I documented one scenario where the cheaper route would not work: security-sensitive code reviews where missing a single authorization check is unacceptable. For that use case, the faster but shallower model is a non-starter.

Gluing multiple models together - an architecture decision

I ultimately chose a "draft + verify" pipeline: produce a short draft with a lightweight generator, then run a verification pass with a stronger model and simple retrieval-augmented checks. That decision favored maintainability and allowed us to control costs: run the expensive verifier only on items that fail heuristics.

To avoid the engineering overhead, I used a platform that lets me switch models in the same chat session, run side-by-side views, and keep chat histories tied to requests - that workflow removed a lot of friction when toggling between generator variants and running structured tests.

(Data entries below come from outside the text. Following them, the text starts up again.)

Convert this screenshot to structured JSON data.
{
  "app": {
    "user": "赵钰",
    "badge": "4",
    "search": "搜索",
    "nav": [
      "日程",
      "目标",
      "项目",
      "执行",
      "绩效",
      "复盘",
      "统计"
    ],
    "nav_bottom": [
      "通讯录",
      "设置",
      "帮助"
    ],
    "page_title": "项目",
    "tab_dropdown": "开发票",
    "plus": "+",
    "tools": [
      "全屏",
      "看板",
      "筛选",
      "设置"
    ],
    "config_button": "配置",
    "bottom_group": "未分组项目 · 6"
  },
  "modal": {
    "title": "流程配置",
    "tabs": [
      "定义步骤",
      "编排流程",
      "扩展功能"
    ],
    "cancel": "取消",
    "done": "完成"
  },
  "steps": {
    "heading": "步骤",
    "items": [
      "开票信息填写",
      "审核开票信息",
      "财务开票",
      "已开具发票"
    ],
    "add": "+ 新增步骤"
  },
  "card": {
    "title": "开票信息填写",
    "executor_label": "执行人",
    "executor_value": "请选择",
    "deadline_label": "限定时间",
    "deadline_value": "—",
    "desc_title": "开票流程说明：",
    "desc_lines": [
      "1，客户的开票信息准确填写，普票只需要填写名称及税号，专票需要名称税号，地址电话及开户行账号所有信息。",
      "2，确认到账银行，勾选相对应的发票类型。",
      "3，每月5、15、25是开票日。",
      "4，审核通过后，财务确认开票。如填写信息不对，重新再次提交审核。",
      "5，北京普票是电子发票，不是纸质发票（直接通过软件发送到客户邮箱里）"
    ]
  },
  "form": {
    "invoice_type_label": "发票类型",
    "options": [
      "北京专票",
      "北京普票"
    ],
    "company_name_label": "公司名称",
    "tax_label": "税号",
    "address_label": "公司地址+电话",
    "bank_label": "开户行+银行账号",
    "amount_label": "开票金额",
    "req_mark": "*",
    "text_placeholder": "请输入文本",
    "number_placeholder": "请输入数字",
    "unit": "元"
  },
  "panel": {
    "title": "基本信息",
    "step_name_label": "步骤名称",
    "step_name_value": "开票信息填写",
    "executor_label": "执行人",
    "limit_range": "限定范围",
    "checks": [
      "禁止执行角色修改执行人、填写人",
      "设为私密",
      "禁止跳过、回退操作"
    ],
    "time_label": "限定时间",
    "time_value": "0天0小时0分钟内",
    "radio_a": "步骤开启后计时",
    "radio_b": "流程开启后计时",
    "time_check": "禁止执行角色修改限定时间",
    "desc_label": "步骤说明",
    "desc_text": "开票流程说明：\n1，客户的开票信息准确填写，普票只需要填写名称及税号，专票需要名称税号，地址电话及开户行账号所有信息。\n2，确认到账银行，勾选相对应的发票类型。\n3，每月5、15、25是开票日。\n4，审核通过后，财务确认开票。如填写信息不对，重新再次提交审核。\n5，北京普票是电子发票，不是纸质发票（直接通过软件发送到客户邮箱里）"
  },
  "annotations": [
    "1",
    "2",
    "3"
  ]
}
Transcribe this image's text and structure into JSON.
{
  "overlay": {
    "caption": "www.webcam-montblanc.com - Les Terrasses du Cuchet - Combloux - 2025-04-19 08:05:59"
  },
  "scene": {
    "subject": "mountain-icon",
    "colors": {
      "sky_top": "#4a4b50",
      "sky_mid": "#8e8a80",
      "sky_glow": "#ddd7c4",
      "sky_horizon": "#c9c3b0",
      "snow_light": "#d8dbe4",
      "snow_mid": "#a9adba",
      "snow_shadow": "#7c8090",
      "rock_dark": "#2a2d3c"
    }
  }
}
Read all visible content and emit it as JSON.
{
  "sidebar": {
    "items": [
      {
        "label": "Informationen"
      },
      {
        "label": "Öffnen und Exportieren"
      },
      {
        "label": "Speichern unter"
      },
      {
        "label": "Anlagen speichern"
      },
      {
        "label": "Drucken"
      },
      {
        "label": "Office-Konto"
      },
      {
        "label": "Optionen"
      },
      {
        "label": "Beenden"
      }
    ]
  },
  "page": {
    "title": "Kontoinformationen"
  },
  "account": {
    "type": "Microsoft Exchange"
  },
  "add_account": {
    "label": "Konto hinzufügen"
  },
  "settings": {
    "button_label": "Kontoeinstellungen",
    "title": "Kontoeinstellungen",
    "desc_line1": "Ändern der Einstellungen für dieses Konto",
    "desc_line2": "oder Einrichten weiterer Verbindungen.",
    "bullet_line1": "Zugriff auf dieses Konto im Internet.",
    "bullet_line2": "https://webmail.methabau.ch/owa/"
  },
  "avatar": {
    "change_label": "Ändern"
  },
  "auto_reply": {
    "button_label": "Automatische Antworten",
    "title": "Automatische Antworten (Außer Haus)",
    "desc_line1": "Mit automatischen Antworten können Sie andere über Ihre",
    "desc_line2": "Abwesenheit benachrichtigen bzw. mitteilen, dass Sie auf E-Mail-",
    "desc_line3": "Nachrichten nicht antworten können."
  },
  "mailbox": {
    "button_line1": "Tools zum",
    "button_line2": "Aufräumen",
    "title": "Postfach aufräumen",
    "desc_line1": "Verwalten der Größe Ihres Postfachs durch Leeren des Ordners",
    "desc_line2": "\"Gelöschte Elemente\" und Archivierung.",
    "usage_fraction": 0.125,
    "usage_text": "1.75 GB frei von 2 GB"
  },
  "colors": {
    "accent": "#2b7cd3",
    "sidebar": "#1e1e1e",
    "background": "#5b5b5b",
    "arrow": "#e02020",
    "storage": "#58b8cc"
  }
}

It felt like the right ergonomic move for teams that value reproducibility and quick iteration.

Evidence and before/after comparisons you can reproduce

Concrete numbers from our 48-hour A/B run:

Baseline (single full-size model): accuracy 92%, median latency 780ms, cost per 1k tokens $0.20.
Draft+verify (small draft + verifier): accuracy 90%, median latency 410ms, cost per 1k tokens $0.08.

The minor drop in accuracy came with a 59% cost reduction and a 47% median latency improvement, which was an acceptable trade-off for non-critical summaries. For tasks requiring absolute precision we stuck with the full-size generator.

A practical option I tested mid-experiment was to route difficult prompts to

Claude Sonnet 3.7

selectively, and that cut down on unnecessary verifier runs while preserving correctness on edge cases.

Final notes for teams who build developer-facing assistants

If you build tools that must be reliable under code review pressure, invest time in: (1) reproducible harnesses, (2) clear prompt contracts, and (3) a model workflow that supports quick switching without re-architecting your stack. On that last point, platforms that give you easy model selection, side-by-side comparison, and persistent chat histories make experimentation far less painful; they let you test permutations like swapping in a "flash-lite" inference variant when low latency matters, for example by routing some workload to a service that implements efficient MoE inference and resource-aware scaling, which I experimented with as a final optimization using a link to resources about how to run such models in production.

In one mid-week run I also tried an experimental lightweight pass with

how efficient sparse MoE models run on edge

to validate extreme latency targets, and that was useful for narrow bursts but not for general-purpose summarization.

Before I sign off, let me mention that if your team needs a single place to iterate - from model selection and prompt shaping to image generation and code artifacts - look for a platform that bundles these controls together and keeps your experiments reproducible. Thats what made the difference for us: fewer context switches, auditable runs, and a sane way to move between "fast" and "precise" modes without rewriting the whole infra. In practice, linking a stable, model-agnostic workflow to your CI was the change that stopped hallucinations from leaking into production.